Year after year, warnings are raised about the state of Tasmania's public health system.
Those warnings then turn into statistics showing the deteriorating conditions for staff and patients in hospitals, lengthening waiting times in emergency and on elective surgery waiting lists, and decreased access to ambulance services for rural Tasmanians.
And then come the horror stories. In April, a 93-year-old woman waited alone for five hours in unbearable pain in the Launceston General Hospital emergency department.
Later that month, an 87-year-old had to use his jacket and blankets to keep himself warm while suffering pneumonia in the LGH waiting room for nine hours.
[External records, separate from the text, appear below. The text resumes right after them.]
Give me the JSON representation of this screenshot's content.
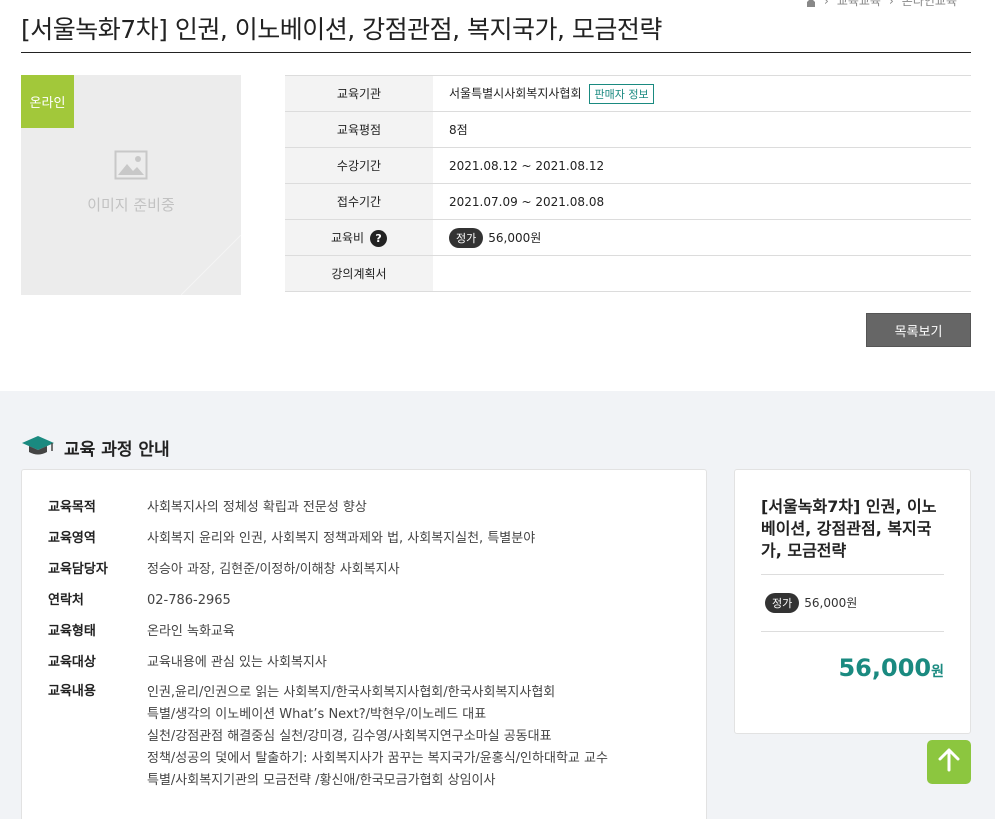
{
  "breadcrumb": {
    "items": [
      "교육교육",
      "온라인교육"
    ]
  },
  "page_title": "[서울녹화7차] 인권, 이노베이션, 강점관점, 복지국가, 모금전략",
  "thumbnail": {
    "badge": "온라인",
    "placeholder": "이미지 준비중"
  },
  "info": {
    "institution_label": "교육기관",
    "institution_value": "서울특별시사회복지사협회",
    "seller_button": "판매자 정보",
    "points_label": "교육평점",
    "points_value": "8점",
    "period_label": "수강기간",
    "period_value": "2021.08.12 ~ 2021.08.12",
    "apply_label": "접수기간",
    "apply_value": "2021.07.09 ~ 2021.08.08",
    "fee_label": "교육비",
    "fee_badge": "정가",
    "fee_value": "56,000원",
    "plan_label": "강의계획서",
    "plan_value": ""
  },
  "list_button": "목록보기",
  "section_title": "교육 과정 안내",
  "details": {
    "purpose_label": "교육목적",
    "purpose_value": "사회복지사의 정체성 확립과 전문성 향상",
    "area_label": "교육영역",
    "area_value": "사회복지 윤리와 인권, 사회복지 정책과제와 법, 사회복지실천, 특별분야",
    "manager_label": "교육담당자",
    "manager_value": "정승아 과장, 김현준/이정하/이해창 사회복지사",
    "contact_label": "연락처",
    "contact_value": "02-786-2965",
    "type_label": "교육형태",
    "type_value": "온라인 녹화교육",
    "target_label": "교육대상",
    "target_value": "교육내용에 관심 있는 사회복지사",
    "content_label": "교육내용",
    "content_lines": [
      "인권,윤리/인권으로 읽는 사회복지/한국사회복지사협회/한국사회복지사협회",
      "특별/생각의 이노베이션 What’s Next?/박현우/이노레드 대표",
      "실천/강점관점 해결중심 실천/강미경, 김수영/사회복지연구소마실 공동대표",
      "정책/성공의 덫에서 탈출하기: 사회복지사가 꿈꾸는 복지국가/윤홍식/인하대학교 교수",
      "특별/사회복지기관의 모금전략 /황신애/한국모금가협회 상임이사"
    ]
  },
  "side": {
    "title": "[서울녹화7차] 인권, 이노베이션, 강점관점, 복지국가, 모금전략",
    "price_badge": "정가",
    "price_value": "56,000원",
    "total_amount": "56,000",
    "total_unit": "원"
  },
  "colors": {
    "accent_green": "#8cc63f",
    "teal": "#1a8a80",
    "badge_green": "#a2c83a"
  },
  "icons": [
    "home-icon",
    "image-placeholder-icon",
    "help-icon",
    "graduation-cap-icon",
    "arrow-up-icon"
  ]
}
He was admitted to a ward 30 hours after his arrival.
Now there's the consequences of limited ambulances and paramedics in the North-East, with an elderly woman waiting an hour after a fall in a public place.
These are just the stories that reach the media too, with untold others having their own experiences in an overcrowded and uncomfortable hospital waiting room, or enduring unbearable pain while overstretched paramedics do their best to attend to everyone in a timely manner.
But is there really a better future around the corner, or are Tasmanians just expected to endure the status quo, albeit with fiddling around the edges by the government?
The nurse's union's attempt to solve staffing issues at the LGH went unanswered by the government and had to be taken to the Industrial Commission. They also demanded the government address a vacancy rate of 400 positions during the election campaign, but this was also largely ignored.
Upcoming works at the LGH emergency department - yet to be explained in detail - involve an upgraded airlock, but will that do anything to solve bed block?
In the end, it comes down to priorities. If the government had the genuine will to ensure no Tasmanian had to experience unnecessary suffering in the health system, it could be achieved. Some things are more important than simply having the budget as the number one priority.